Random Forest Classifier Training:

In [65]:
from sklearn.ensemble import RandomForestClassifier
forest = RandomForestClassifier(n_estimators = 10, criterion = 'entropy', random_state = 0)
forest.fit(values_text_train, values_labels_train)

RandomForestClassifier(criterion='entropy', n_estimators=10, random_state=0)

In [66]:
news_train_pred_2 = forest.predict(values_text_train) 
training_accuracy_2 = accuracy_score(news_train_pred_2, values_labels_train)
print(f'Random Forest Classifier Training Accuracy: {training_accuracy_2}')

Random Forest Classifier Training Accuracy: 0.9995707891348335


Random Forest Classifier Testing:

In [67]:
news_test_pred_2 = forest.predict(values_text_test) 
testing_accuracy_2 = accuracy_score(news_test_pred_2, values_labels_test)
print(f'Random Forest Classifier Testing Accuracy: {testing_accuracy_2}')

Random Forest Classifier Testing Accuracy: 0.986758214811182


In [68]:
c_matrix_rf = confusion_matrix(values_labels_test, news_test_pred_2)

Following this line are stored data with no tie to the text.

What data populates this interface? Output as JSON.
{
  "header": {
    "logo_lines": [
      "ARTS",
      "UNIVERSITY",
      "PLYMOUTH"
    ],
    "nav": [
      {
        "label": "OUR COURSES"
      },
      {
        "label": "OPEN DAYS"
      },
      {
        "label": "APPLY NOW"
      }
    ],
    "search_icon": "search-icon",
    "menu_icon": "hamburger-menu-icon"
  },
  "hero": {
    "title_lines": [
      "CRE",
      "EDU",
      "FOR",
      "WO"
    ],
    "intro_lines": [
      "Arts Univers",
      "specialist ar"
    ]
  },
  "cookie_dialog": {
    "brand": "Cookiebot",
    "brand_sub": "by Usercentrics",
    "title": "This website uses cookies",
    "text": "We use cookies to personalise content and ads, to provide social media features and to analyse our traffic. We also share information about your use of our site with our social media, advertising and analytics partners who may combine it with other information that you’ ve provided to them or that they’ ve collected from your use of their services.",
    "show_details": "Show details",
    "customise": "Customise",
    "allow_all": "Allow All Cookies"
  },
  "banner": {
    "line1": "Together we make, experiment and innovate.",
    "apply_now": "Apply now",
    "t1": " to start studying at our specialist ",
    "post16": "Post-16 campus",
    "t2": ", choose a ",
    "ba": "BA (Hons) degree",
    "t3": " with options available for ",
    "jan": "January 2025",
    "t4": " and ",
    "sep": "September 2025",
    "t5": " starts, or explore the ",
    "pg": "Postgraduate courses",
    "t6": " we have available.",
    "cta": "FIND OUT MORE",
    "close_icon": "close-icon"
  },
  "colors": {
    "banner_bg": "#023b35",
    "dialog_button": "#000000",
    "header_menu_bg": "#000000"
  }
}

Tr_Pos = c_matrix_rf[0][0]
Tr_Neg = c_matrix_rf[1][1]
F_Pos = c_matrix_rf[0][1]
F_Neg = c_matrix_rf[1][0]

print(c_matrix_rf)
print('Random Forest Classifier Testing Acc.: = ', (Tr_Pos + Tr_Neg)/(Tr_Pos + Tr_Neg + F_Pos + F_Neg))

[[2048   30]
 [  24 1976]]
Random Forest Classifier Testing Acc.: =  0.986758214811182